Guide to Mamba and State-Space Models (SSMs)¶

This guide provides a detailed walkthrough for using models based on the Mamba architecture and other State-Space Models (SSMs) like Caduceus within the DNALLM framework. These models are highly effective for capturing long-range dependencies in DNA sequences while maintaining computational efficiency.

Related Documents: - Installation Guide - Model Selection Guide

1. Introduction to Mamba and SSMs¶

Mamba is a modern sequence modeling architecture based on Structured State-Space Models (SSMs). Unlike traditional Transformers which have quadratic complexity with respect to sequence length, Mamba's complexity scales linearly. This makes it exceptionally well-suited for modeling very long DNA sequences.

Key Advantages: - Efficiency: Linear scaling allows for faster processing and lower memory usage on long sequences compared to Transformers. - Long-Range Dependencies: The state-space mechanism is designed to effectively capture relationships between distant parts of a sequence.

Variants in DNALLM: - Plant DNAMamba: A Mamba model pre-trained on plant genomes. - Caduceus: A bi-directional model that incorporates S4 layers (a precursor to Mamba), enabling it to model long DNA sequences with single-nucleotide resolution.

2. Installation¶

To use Mamba-based models, you need to install specific dependencies.

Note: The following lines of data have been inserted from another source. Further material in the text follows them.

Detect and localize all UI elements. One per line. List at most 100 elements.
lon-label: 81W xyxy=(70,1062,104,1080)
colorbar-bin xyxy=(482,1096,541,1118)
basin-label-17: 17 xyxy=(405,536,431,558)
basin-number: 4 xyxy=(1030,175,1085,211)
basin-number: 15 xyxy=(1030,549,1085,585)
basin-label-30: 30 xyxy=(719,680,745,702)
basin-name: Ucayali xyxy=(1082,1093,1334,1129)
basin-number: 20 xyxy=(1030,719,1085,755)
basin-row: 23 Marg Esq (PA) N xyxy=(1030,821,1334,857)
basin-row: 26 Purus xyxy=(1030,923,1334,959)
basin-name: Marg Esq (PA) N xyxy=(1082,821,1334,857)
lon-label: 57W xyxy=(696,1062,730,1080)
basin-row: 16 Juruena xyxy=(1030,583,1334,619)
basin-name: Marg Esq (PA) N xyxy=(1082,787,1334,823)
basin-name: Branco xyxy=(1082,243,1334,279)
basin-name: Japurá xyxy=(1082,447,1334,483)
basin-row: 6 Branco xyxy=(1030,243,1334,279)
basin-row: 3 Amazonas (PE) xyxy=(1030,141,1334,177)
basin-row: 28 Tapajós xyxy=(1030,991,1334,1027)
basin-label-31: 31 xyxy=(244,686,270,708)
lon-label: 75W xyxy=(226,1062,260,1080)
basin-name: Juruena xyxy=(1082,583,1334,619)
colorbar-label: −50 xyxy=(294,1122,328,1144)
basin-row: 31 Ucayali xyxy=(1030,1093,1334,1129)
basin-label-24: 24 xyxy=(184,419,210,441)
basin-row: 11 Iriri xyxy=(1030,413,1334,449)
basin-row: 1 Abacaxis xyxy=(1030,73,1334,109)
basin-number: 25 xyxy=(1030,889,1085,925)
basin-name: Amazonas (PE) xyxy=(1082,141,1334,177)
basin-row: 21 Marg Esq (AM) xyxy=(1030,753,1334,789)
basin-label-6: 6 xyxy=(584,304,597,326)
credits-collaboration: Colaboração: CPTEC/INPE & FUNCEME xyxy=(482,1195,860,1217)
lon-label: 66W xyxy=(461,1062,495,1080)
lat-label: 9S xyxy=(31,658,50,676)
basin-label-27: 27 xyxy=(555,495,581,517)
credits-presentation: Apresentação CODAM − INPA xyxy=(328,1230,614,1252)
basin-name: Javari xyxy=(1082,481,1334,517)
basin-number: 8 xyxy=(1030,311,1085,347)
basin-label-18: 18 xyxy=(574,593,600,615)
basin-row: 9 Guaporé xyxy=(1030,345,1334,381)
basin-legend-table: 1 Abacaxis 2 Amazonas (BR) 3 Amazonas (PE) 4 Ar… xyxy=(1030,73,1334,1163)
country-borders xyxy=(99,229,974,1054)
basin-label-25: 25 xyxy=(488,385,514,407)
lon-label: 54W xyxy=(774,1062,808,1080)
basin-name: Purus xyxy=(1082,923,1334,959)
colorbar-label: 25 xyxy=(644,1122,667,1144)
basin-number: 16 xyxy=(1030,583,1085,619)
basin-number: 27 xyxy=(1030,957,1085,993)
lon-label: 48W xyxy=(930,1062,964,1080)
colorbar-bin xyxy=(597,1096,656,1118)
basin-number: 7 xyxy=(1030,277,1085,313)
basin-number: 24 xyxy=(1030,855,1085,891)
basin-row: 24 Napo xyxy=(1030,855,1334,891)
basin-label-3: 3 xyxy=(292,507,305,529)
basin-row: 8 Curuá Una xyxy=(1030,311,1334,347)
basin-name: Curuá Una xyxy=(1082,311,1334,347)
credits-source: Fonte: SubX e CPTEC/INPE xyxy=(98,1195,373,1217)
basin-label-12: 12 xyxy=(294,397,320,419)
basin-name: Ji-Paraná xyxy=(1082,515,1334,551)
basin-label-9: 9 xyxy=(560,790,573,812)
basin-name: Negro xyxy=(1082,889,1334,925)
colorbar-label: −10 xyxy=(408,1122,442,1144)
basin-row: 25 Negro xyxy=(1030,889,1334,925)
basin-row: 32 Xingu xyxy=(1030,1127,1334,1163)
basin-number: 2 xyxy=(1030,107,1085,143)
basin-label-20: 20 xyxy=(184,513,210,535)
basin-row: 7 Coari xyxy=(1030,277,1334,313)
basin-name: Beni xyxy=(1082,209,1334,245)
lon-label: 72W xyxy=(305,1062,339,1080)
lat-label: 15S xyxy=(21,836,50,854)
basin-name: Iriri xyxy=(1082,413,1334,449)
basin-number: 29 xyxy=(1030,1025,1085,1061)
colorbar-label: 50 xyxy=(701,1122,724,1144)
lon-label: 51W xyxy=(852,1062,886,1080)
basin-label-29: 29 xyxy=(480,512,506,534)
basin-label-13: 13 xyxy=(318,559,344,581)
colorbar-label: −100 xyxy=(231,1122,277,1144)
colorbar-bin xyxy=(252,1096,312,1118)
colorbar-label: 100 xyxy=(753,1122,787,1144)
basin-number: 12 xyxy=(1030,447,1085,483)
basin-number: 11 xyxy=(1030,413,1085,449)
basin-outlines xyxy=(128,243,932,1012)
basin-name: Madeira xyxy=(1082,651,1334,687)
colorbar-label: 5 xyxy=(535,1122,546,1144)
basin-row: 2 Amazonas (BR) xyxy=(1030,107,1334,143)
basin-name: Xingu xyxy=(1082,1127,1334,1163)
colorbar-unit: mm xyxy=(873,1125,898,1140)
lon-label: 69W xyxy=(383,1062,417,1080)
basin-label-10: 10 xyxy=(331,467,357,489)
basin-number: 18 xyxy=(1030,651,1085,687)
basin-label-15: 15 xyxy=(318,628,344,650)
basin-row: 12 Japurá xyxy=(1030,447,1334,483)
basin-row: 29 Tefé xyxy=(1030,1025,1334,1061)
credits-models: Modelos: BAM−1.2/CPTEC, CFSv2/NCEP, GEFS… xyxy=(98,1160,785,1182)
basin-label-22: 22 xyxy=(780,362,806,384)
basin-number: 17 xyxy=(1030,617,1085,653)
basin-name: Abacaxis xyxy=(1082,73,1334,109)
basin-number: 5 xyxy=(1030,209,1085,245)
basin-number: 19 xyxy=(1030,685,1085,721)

The native Mamba implementation requires a CUDA-enabled GPU.

Native Mamba Installation (Recommended for NVIDIA GPUs)¶

After completing the base installation, run the following command to install the necessary packages, including mamba-ssm and causal-conv1d.

# Activate your virtual environment first
# e.g., source .venv/bin/activate

uv pip install -e '.[mamba]' --no-cache-dir --no-build-isolation

If you encounter network or compilation issues, you can use the provided helper script:

sh scripts/install_mamba.sh

Caduceus Models¶

Caduceus models are built into the DNALLM framework and do not require a separate installation beyond the base dependencies.

3. Usage and Application Scenarios¶

Using Plant DNAMamba¶

Plant DNAMamba is a causal language model (CLM), making it ideal for sequence scoring and generation tasks.

Example: Scoring a sequence with Plant DNAMamba

This example demonstrates how to perform zero-shot mutation analysis by scoring sequence likelihood.

from dnallm import load_config, Mutagenesis, load_model_and_tokenizer

# 1. Load a configuration for a generation task
configs = load_config("path/to/your/generation_config.yaml")

# 2. Load the Plant DNAMamba model
model, tokenizer = load_model_and_tokenizer(
    "zhangtaolab/plant-dnamamba-BPE",
    task_config=configs['task'],
    source="modelscope"
)

# 3. Perform in-silico mutagenesis
mut_analyzer = Mutagenesis(model=model, tokenizer=tokenizer, config=configs)
sequence = "GATTACAGATTACAGATTACAGATTACAGATTACAGATTACA..." # A long sequence
mut_analyzer.mutate_sequence(sequence, replace_mut=True)

# The evaluate() method will use the CLM scoring mechanism
predictions = mut_analyzer.evaluate()

mut_analyzer.plot(predictions, save_path="./results/dnamamba_mut_effects.pdf")

Using Caduceus Models¶

Caduceus models are bi-directional (MLM-style) and excel at classification tasks, especially on long sequences where standard BERT models might struggle.

Example: Fine-tuning PlantCAD2 for classification

from dnallm import load_config, load_model_and_tokenizer, DNADataset, DNATrainer

# 1. Load a config for a classification task
configs = load_config("path/to/your/finetune_config.yaml")

# 2. Load the PlantCAD2 model
# Note: The model ID might be a mirror like 'lgq12697/PlantCAD2-Small-l24-d0768'
model, tokenizer = load_model_and_tokenizer(
    "kuleshov-group/PlantCAD2-Small-l24-d0768",
    task_config=configs['task'],
    source="huggingface"
)

# 3. Load your dataset and initialize the trainer
# ... (code for loading DNADataset)

trainer = DNATrainer(model=model, config=configs, datasets=my_datasets)
trainer.train()

4. Troubleshooting¶

Problem: `ImportError: No module named 'mamba_ssm'` or `causal_conv1d`¶

Solution: You have not installed the Mamba-specific dependencies. Please run uv pip install -e '.[mamba]' as described in the installation section.

Problem: Compilation errors during Mamba installation.¶

Cause: The native Mamba packages require a C++ compiler and the CUDA toolkit to be properly installed and configured on your system.
Solution:
1. Ensure you have gxx and clang installed. On conda environments, you can run conda install -c conda-forge gxx clang.
2. Verify that your NVIDIA driver version and CUDA toolkit version are compatible with the PyTorch and Mamba versions being installed.
3. If issues persist, try using the sh scripts/install_mamba.sh script, which can help resolve some common path and environment issues.